As seems depressingly normal these days, all the statistics in the article were drawn from either the United Kingdom or the United States, but it is still possible to draw conclusions for our local environment in Mzansi.
Consider, for example, some statistics from the most recent survey conducted in Britain on behalf of the UK arm of international publishing giant Harper Collins. The authors pointed out the drop-off in parents reading to their children between 2012 and the present day: 64% in 2012, now down to 41%.
There are no comparable figures available for South Africa, but I can guarantee you that in rural KZN, which is where my experience lies, we would be lucky to scrape together a score of 2%. Does this really matter? You betcha, it does.

Children who don’t get read to at home have trouble catching up with those that do when they get into kindergarten, and the gap widens in junior school, leading to an increase in those that fail to make it all the way to Grade 12. And those that leave school without matric – and I do not apologise for once again bringing up Prof. Nic Spaull’s gut-wrenching quote – “face a lifetime of serial unemployment and grinding poverty”.
So, yes, it really matters.
And it is surprising – or it was, at least, surprising to me – how such a simple activity can have so much effect on future outcomes. Most people even vaguely connected to education know that girls are now routinely out-performing boys throughout curricula, even in those STEM subjects long thought to be of no interest to the fairer sex.
The reason for this? Girls now get read to as toddlers far more than boys, according to the same Harper Collins survey. Forty-four per cent of girls get read to every day while 20% of boys never get that treatment. The big, bad bogeyman in this is the old chestnut of “excessive screen time”, which is listed as harming a child’s cognitive, linguistic and socio-emotional growth.
But surely with all the wonders of modern technology available to us, we should be able to find a solution. I don’t have one ready-made, but I can come up with a few suggestions.

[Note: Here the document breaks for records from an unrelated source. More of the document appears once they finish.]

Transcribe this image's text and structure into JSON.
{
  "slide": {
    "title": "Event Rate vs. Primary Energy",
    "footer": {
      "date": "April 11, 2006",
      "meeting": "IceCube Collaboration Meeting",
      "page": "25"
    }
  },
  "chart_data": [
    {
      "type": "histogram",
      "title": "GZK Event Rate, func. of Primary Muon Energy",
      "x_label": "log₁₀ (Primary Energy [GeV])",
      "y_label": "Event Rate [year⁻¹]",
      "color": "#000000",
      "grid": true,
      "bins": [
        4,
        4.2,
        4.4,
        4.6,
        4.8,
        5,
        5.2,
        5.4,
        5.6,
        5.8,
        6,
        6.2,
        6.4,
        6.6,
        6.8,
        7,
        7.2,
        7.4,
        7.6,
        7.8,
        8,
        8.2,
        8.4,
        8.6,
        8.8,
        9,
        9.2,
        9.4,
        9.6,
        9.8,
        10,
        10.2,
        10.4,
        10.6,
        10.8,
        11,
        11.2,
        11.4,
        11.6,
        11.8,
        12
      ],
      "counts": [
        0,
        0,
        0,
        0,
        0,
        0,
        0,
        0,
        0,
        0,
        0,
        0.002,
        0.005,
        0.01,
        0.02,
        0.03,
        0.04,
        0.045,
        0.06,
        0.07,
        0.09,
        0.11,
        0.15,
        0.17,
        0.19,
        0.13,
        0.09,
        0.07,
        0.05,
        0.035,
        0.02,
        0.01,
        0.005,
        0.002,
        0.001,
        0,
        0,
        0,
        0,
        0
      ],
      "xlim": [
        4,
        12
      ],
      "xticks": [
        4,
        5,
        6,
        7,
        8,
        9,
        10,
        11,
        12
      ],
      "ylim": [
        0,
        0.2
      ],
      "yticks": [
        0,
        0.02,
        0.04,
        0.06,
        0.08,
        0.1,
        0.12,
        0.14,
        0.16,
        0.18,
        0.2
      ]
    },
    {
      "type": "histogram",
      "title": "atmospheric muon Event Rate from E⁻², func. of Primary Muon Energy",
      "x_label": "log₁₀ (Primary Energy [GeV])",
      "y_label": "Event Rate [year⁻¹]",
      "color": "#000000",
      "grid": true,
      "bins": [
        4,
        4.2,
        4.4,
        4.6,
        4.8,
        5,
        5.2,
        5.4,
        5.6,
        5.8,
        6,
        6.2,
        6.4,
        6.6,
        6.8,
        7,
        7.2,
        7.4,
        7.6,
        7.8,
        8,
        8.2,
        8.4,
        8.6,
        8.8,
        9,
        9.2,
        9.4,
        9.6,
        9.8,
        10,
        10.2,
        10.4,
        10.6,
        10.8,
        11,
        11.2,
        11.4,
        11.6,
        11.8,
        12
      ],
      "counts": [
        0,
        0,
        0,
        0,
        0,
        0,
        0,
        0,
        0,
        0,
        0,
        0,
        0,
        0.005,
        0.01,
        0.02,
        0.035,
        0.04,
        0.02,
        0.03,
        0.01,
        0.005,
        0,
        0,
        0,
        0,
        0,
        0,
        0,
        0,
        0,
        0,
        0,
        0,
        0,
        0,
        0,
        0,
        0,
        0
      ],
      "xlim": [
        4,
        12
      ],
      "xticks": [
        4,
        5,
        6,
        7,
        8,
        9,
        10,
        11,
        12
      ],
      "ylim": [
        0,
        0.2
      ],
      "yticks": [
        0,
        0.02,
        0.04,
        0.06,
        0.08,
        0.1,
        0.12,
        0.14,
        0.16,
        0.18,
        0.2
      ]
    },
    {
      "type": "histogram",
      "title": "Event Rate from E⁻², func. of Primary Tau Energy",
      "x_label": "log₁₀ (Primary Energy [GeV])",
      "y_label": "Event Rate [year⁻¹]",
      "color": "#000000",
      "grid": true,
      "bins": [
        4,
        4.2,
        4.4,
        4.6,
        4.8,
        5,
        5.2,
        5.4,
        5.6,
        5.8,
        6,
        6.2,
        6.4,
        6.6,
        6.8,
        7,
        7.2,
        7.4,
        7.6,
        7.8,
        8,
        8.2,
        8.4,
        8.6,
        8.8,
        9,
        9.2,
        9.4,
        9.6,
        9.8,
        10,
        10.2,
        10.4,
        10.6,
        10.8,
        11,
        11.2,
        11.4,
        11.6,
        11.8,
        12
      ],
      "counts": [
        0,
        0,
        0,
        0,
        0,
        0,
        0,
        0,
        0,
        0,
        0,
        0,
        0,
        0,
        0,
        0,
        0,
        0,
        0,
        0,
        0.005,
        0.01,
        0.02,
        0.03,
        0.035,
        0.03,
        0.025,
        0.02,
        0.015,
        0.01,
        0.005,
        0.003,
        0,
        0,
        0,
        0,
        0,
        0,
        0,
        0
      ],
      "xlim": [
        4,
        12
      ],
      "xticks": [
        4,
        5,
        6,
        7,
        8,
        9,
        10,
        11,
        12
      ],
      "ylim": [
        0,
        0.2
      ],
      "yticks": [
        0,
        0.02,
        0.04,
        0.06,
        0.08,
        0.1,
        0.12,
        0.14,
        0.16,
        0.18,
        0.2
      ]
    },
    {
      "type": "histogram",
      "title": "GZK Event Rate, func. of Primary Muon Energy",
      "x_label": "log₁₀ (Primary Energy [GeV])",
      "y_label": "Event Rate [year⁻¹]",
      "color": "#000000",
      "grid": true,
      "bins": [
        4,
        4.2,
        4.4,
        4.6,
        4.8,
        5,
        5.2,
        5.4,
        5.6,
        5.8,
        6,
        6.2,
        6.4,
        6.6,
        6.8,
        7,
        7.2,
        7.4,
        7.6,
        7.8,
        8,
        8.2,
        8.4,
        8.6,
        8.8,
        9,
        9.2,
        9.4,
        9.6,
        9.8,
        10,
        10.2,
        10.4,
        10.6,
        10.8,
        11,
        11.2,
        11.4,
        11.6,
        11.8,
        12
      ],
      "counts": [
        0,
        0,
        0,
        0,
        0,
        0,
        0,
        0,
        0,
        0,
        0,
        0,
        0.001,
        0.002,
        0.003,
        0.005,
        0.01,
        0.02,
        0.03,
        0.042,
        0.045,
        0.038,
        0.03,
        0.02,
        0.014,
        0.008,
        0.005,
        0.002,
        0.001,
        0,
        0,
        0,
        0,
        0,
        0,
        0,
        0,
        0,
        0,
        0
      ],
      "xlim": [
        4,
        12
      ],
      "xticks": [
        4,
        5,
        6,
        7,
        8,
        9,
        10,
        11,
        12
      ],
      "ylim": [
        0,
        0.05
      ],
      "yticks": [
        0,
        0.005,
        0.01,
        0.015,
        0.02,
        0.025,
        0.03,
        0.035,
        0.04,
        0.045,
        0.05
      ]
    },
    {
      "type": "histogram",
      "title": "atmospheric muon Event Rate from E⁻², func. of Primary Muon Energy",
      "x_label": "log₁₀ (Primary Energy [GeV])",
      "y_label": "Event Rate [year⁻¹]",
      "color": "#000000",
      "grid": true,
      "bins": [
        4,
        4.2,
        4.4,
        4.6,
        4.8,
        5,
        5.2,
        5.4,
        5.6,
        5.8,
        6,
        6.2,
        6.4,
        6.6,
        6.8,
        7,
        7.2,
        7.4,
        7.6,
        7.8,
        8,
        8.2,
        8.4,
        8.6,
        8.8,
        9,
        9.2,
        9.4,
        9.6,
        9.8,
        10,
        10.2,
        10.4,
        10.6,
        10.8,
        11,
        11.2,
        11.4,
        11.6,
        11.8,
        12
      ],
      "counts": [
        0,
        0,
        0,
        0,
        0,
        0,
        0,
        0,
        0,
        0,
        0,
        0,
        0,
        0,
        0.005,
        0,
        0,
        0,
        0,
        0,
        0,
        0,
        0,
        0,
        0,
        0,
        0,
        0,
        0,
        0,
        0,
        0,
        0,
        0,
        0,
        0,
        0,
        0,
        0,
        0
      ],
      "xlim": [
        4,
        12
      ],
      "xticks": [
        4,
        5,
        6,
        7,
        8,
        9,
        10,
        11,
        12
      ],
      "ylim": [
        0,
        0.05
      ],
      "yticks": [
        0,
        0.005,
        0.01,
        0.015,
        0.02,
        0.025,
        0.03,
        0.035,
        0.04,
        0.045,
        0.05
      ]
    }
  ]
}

First, we should all follow the example of former elementary school teacher Spencer Russell, the man behind social media success story “Toddlers Can Read”, and draw a clear line between educational and non-educational screen time.
Second, non-educational screen time should be limited. Sadly, today’s Gen Z parents, the first generation to have grown up surrounded by smart phones and social media, seem too worn out by the pressures of parenting in the 21st century to take any action on this admittedly difficult subject.
Third, if President Ramaphosa’s visit to the White House finally creates a reasonable regulatory environment and Elon Musk’s Starlink rolls out, every single rural school should be equipped with unlimited, high-speed internet connectivity. Once that network is established – and assuming that the dead, cold hand of the Basic Education Department will allow it – the world’s best teachers and most entertaining subjects are a click away, no matter if the children are in Thulamahashe, Thohoyandu or Mbongolwane.
High quality education, universally available and much cheaper than the out-dated methods currently boring South Africa’s children to tears. As Hamlet would have said, “Tis a consummation devoutly to be wished!”